The UK economy has received another forecast upgrade as the British Chambers of Commerce (BCC) becomes the latest to predict growth will be faster than previously expected this year.
The economy will expand by 1.4 per cent this year, the BCC says, faster than the 1.1 per cent rate predicted in December.
The upgrade in growth follows strength in household spending as well as more accurate data from the Office for National Statistics showing the economy accelerated at the end of 2016.
However, the BCC then expects growth to slow further in 2018 as inflation eats into consumers’ spending power and business investment contracts by 0.5 per cent.
The BCC’s expectations are significantly weaker than the growth expected by the Office for Budget Responsibility (OBR) and the Bank of England, although the upgrade this year mirrors the pattern of a stronger start to 2017 than had been expected.
The latest forecasts from the OBR, the government’s Budget watchdog, show higher growth of two per cent in 2017, before a dip next year and a gradual acceleration thereafter.

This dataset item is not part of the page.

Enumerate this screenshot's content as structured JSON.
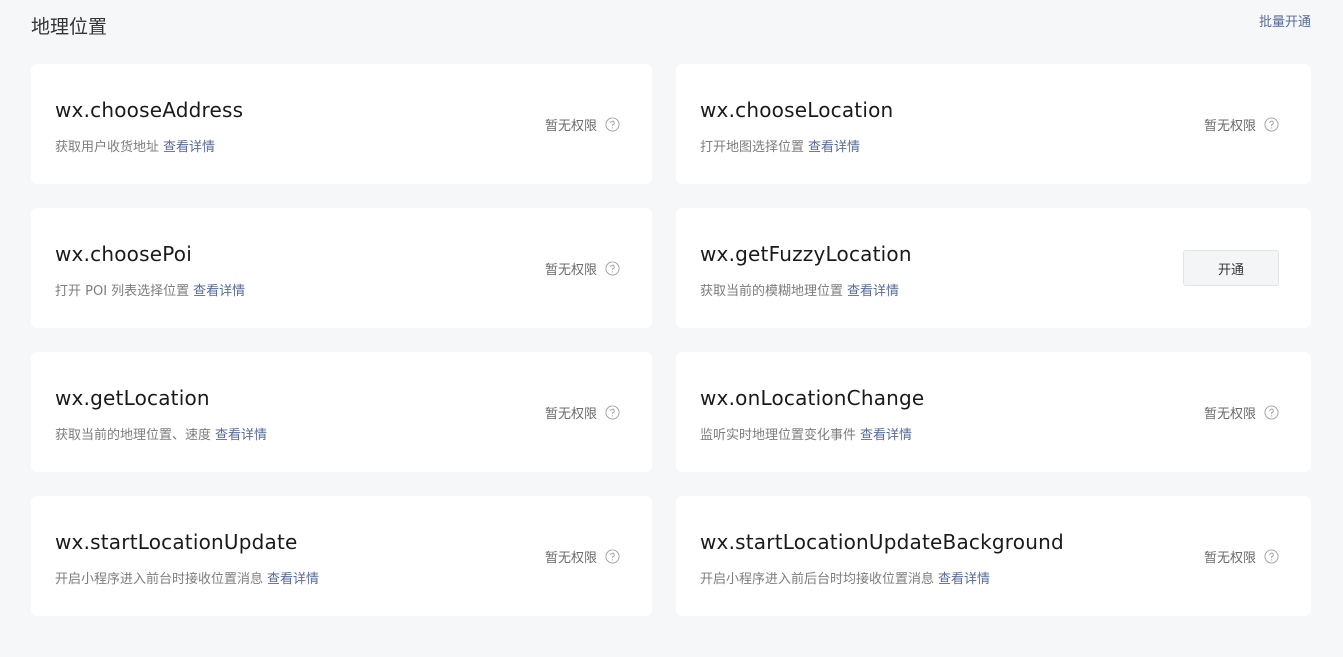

The BCC expects inflation to peak next year at 2.7 per cent in 2018, later than the forecasts of the Bank of England, which sees inflation reaching that level by the end of this year.
The UK economy has surprised economists since the EU referendum in June, with consumers continuing to power the economy. However, forecasters differ on the extent to which consumer spending will dip as inflation increases.
Suren Thiru, head of economics at the BCC, said: “The UK economy is still set to enter a more subdued period, with growth expected to remain materially below trend over the near term.
“The resilience in consumer spending, a key driver of UK growth, will slowly dissipate over the coming months as higher inflation and muted wage growth combine to erode consumer spending power.”
The BCC reiterated its call for government to help businesses facing higher taxes as the UK starts the official process of leaving the EU, but criticised the lack of growth-boosting investments in chancellor Philip Hammond’s Budget.
Last week’s Budget was a “missed opportunity” for the government to boost infrastructure spending, said Adam Marshall, BCC director general.
He added: “More thoughtful and radical moves to improve the business environment would give businesses – and GDP forecasts – a boost during a critical and complex time.”